CVE-2026-3055: Citrix NetScaler ADC/Gateway SAML IdP Memory Overread (CitrixBleed 3) Exposes Session Tokens

A critical new vulnerability, CVE-2026-3055, is being actively probed in the wild, targeting Citrix NetScaler ADC and Gateway appliances configured as SAML Identity Providers. With a CVSS score of 9.3, this unauthenticated memory overread flaw—dubbed 'CitrixBleed 3'—allows attackers to directly leak sensitive session tokens and administrative credentials from the appliance's memory without needing valid login credentials. The prerequisite for exploitation is specific: the targeted system must be configured as a SAML IdP, narrowing the attack surface but creating a high-risk scenario for affected organizations.
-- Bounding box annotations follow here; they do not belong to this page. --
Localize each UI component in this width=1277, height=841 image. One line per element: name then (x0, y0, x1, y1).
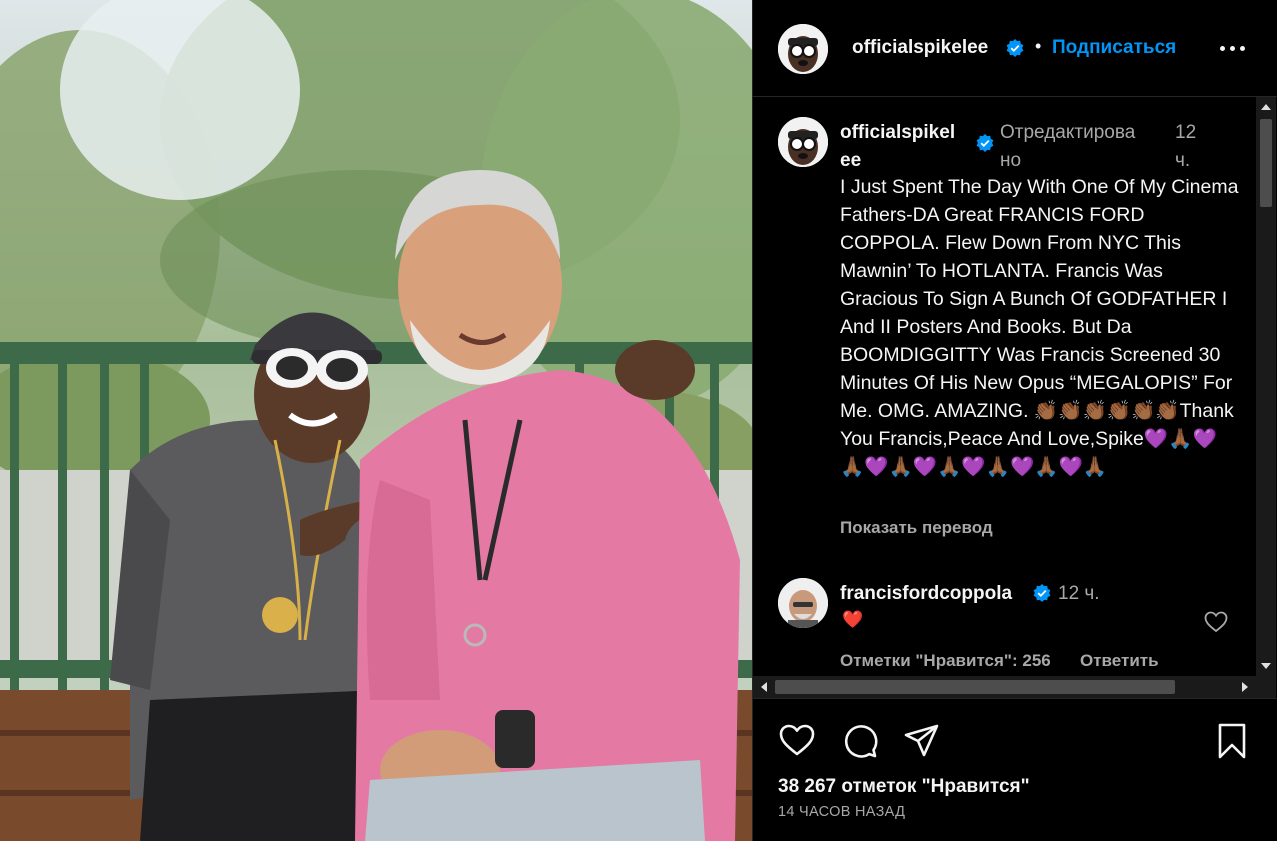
post-actions: 38 267 отметок "Нравится" 14 ЧАСОВ НАЗАД (753, 698, 1277, 841)
heart-icon[interactable] (777, 721, 817, 761)
comments-list[interactable]: officialspikel ee Отредактирова но 12 ч.… (753, 97, 1256, 676)
caption-time[interactable]: 12 ч. (1175, 119, 1215, 175)
commenter-username[interactable]: francisfordcoppola (840, 583, 1012, 605)
show-translation-link[interactable]: Показать перевод (840, 518, 993, 538)
horizontal-scroll-thumb[interactable] (775, 680, 1175, 694)
caption-edited-line2: но (1000, 150, 1022, 171)
caption-time-line2: ч. (1175, 150, 1191, 171)
author-avatar[interactable] (778, 24, 828, 74)
scroll-up-arrow-icon[interactable] (1261, 104, 1271, 110)
scroll-left-arrow-icon[interactable] (761, 682, 767, 692)
verified-badge-icon (976, 134, 994, 152)
more-options-icon[interactable] (1220, 38, 1246, 58)
post-photo-illustration (0, 0, 752, 841)
horizontal-scrollbar[interactable] (753, 676, 1256, 698)
verified-badge-icon (1033, 584, 1051, 602)
caption-username-line2: ee (840, 150, 862, 171)
caption-edited-label: Отредактирова но (1000, 119, 1182, 175)
caption-edited-line1: Отредактирова (1000, 122, 1136, 143)
post-timestamp[interactable]: 14 ЧАСОВ НАЗАД (778, 804, 905, 820)
comment-reply-button[interactable]: Ответить (1080, 651, 1159, 671)
vertical-scrollbar[interactable] (1256, 97, 1276, 676)
scroll-right-arrow-icon[interactable] (1242, 682, 1248, 692)
comment-likes-count[interactable]: Отметки "Нравится": 256 (840, 651, 1051, 671)
verified-badge-icon (1006, 39, 1024, 57)
bookmark-icon[interactable] (1212, 721, 1252, 761)
scroll-down-arrow-icon[interactable] (1261, 663, 1271, 669)
comment-text: ❤️ (842, 610, 864, 629)
comment-time[interactable]: 12 ч. (1058, 583, 1100, 605)
separator-dot: • (1035, 36, 1042, 56)
vertical-scroll-thumb[interactable] (1260, 119, 1272, 207)
caption-time-line1: 12 (1175, 122, 1197, 143)
comment-heart-icon[interactable] (1204, 611, 1228, 633)
follow-button[interactable]: Подписаться (1052, 37, 1176, 59)
post-sidebar: officialspikelee • Подписаться officials… (752, 0, 1277, 841)
share-icon[interactable] (902, 721, 942, 761)
caption-username[interactable]: officialspikel ee (840, 119, 980, 175)
post-likes-count[interactable]: 38 267 отметок "Нравится" (778, 776, 1030, 798)
caption-username-line1: officialspikel (840, 122, 956, 143)
post-photo[interactable] (0, 0, 752, 841)
caption-text: I Just Spent The Day With One Of My Cine… (840, 176, 1244, 478)
author-username[interactable]: officialspikelee (852, 37, 988, 59)
comment-icon[interactable] (840, 721, 880, 761)
scrollbar-corner (1256, 676, 1276, 698)
post-header: officialspikelee • Подписаться (753, 0, 1277, 97)
commenter-avatar[interactable] (778, 578, 828, 628)
caption-author-avatar[interactable] (778, 117, 828, 167)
The vulnerability is an out-of-bounds memory read. Security researchers, including those from watchTowr, have reported active reconnaissance against the specific endpoints associated with this flaw, indicating threat actors are already mapping vulnerable targets. Detection templates are being developed to perform non-intrusive checks by fingerprinting these reconnaissance activities and validating the state of the SAML/Federated Identity engine, providing defenders a tool to identify potential exposure.

The emergence of CitrixBleed 3 follows a pattern of severe vulnerabilities in these widely deployed network appliances, placing immediate pressure on IT and security teams to audit their configurations and apply patches. Organizations using Citrix NetScaler for SAML-based single sign-on are at particular risk and must urgently consult Citrix Security Bulletin CTX696300. The active scanning suggests exploitation attempts could escalate rapidly, turning reconnaissance into credential harvesting and subsequent network breaches.